The combined population of California, New York, and Texas is about 43.9 times greater than the combined population of North Dakota, Vermont, and Wyoming.

Exercise 9.

All planets revolve around the sun in elliptical orbits. Uranus’s furthest distance from the sun is approximately 3.004×10^{9} km, and its closest distance is approximately 2.749×10^{9} km. Using this information, what is the average distance of Uranus from the sun?

Answer:

average distance = \(\frac{\left(3.004 \times 10^{9}\right)+\left(2.749 \times 10^{9}\right)}{2}\)
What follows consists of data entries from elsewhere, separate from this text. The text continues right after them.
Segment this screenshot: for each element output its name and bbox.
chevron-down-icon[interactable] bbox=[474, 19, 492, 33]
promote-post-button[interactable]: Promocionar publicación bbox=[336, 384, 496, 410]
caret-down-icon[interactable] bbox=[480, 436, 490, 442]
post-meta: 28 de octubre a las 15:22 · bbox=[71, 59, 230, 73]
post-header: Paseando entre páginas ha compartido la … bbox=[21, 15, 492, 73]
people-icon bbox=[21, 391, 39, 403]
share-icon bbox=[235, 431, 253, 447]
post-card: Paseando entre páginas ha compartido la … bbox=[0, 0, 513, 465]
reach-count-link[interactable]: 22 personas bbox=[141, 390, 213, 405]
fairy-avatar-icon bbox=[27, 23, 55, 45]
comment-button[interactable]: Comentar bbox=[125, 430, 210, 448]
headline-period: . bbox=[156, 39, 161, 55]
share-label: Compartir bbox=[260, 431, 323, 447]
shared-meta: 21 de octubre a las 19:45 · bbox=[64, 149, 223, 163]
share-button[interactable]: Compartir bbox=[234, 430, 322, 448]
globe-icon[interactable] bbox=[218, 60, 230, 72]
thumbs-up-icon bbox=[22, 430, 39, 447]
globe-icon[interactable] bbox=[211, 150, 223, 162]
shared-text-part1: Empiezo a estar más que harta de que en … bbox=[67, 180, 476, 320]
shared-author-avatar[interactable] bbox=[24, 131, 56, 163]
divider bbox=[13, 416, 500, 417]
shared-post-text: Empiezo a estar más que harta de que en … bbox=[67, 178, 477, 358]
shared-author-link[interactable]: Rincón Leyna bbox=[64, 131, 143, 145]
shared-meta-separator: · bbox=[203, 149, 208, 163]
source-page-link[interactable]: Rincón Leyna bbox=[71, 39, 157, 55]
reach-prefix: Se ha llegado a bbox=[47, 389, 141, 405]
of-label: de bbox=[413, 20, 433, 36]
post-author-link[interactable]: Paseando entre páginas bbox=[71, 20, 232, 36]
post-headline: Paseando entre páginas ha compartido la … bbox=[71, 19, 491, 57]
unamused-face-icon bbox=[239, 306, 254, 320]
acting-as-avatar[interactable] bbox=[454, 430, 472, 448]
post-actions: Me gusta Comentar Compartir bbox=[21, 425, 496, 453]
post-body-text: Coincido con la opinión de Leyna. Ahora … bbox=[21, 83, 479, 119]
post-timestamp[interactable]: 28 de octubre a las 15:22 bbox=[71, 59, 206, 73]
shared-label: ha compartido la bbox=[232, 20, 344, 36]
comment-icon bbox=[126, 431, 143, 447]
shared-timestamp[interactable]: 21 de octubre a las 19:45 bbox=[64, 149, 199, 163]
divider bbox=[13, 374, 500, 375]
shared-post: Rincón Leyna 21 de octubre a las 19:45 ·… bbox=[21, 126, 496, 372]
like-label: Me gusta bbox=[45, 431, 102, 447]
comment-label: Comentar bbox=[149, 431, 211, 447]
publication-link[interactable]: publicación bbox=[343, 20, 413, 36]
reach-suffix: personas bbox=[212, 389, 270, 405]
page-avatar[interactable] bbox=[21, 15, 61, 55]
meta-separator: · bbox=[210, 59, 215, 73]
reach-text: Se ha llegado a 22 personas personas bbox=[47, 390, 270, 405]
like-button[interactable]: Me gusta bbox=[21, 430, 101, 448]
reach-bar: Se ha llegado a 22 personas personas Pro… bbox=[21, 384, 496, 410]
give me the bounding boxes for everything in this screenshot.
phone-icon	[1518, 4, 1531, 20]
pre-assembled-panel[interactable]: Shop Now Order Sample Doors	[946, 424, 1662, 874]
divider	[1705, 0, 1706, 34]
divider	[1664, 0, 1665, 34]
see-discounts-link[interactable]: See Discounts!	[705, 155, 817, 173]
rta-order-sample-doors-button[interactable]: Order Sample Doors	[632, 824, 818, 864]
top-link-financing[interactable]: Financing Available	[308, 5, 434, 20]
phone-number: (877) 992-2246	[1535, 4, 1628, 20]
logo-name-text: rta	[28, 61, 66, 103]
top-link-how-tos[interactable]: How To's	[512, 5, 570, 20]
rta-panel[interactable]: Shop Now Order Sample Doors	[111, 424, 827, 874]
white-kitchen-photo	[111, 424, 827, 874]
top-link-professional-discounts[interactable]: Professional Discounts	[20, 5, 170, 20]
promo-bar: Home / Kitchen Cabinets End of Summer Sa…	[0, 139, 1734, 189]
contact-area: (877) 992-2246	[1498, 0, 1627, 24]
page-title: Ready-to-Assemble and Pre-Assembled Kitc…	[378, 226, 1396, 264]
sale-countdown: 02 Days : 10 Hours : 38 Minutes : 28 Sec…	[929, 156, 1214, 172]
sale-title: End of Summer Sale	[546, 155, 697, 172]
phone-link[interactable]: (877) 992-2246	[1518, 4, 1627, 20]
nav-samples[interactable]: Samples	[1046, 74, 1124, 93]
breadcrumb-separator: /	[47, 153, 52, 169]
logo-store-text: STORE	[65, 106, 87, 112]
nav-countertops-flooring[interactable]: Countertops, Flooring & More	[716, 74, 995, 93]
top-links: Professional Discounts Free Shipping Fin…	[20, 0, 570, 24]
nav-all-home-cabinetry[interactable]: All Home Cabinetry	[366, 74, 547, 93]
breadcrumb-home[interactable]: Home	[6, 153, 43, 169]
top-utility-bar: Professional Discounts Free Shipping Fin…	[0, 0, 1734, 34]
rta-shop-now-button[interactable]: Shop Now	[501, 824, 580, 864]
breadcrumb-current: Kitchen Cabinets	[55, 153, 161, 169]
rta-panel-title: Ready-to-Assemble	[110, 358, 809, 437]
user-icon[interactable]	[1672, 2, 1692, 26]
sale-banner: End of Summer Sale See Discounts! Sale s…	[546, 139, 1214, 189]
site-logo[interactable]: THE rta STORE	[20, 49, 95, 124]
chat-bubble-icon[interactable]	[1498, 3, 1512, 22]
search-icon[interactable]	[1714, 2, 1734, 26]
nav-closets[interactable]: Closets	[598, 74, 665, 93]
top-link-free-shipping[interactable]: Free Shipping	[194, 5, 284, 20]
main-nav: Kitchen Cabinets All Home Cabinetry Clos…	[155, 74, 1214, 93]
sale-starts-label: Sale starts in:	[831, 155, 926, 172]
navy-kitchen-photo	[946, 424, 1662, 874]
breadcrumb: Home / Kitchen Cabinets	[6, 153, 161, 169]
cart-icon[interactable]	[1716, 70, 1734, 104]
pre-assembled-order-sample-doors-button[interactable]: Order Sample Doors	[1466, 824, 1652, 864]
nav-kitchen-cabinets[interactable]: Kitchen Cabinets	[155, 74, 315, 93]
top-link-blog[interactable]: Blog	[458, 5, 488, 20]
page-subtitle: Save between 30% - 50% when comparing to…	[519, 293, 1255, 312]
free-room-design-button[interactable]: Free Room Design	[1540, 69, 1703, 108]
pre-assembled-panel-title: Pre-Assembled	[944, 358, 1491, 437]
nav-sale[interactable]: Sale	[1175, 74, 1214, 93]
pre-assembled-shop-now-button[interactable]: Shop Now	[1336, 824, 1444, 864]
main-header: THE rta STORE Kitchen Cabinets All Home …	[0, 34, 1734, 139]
= \(\frac{(3.004+2.749) \times 10^{9}}{2}\)

= \(\frac{5.753 \times 10^{9}}{2}\)

=2.8765×10^{9}

On average, Uranus is 2.8765×10^{9} km from the sun.

### Eureka Math Grade 8 Module 1 Lesson 9 Problem Set Answer Key

Students practice working with numbers written in scientific notation.

Question 1.

Write the number 68,127,000,000,000,000 in scientific notation. Which of the two representations of this number do you prefer? Explain.

Answer:

68 127 000 000 000 000=6.8127×10^{16}

Most likely, students will say that they like the scientific notation better because it allows them to write less. However, they should also take note of the fact that counting the number of zeros in 68,127,000,000,000,000 is a nightmare. A strong reason for using scientific notation is to circumvent this difficulty: right away, the exponent 16 shows that this is a 17-digit number.

Question 2.

Here are the masses of the so-called inner planets of the solar system.

What is the average mass of all four inner planets? Write your answer in scientific notation.

Answer:

The average mass of the inner planets is 2.9531925×10^{24} kg.

### Eureka Math Grade 8 Module 1 Lesson 9 Exit Ticket Answer Key

Question 1.

The approximate total surface area of Earth is 5.1×10^{8} km^{2}. All the salt water on Earth has an approximate surface area of 352,000,000 km^{2}, and all the fresh water on Earth has an approximate surface area of 9×10^{6} km^{2}. How much of Earth’s surface is covered by water, including both salt and fresh water? Write your answer in scientific notation.

Answer:

(3.52×10^{8})+(9×10^{6})=(3.52×10^{2}×10^{6})+(9×10^{6})

=(352×10^{6})+(9×10^{6})

=(352+9)×10^{6}

=361×10^{6}

=3.61×10^{8}

The Earth’s surface is covered by 3.61×10^{8} km^{2} of water.

Question 2.

How much of Earth’s surface is covered by land? Write your answer in scientific notation.

Answer:

(5.1×10^{8})-(3.61×10^{8})=(5.1-3.61)×10^{8}

=1.49×10^{8}

The Earth’s surface is covered by 1.49×10^{8} km^{2} of land.

Question 3.

Approximately how many times greater is the amount of Earth’s surface that is covered by water compared to the amount of Earth’s surface that is covered by land?

Answer:

\(\frac{3.61 \times 10^{8}}{1.49 \times 10^{8}}\)≈2.4

About 2.4 times more of the Earth’s surface is covered by water than by land.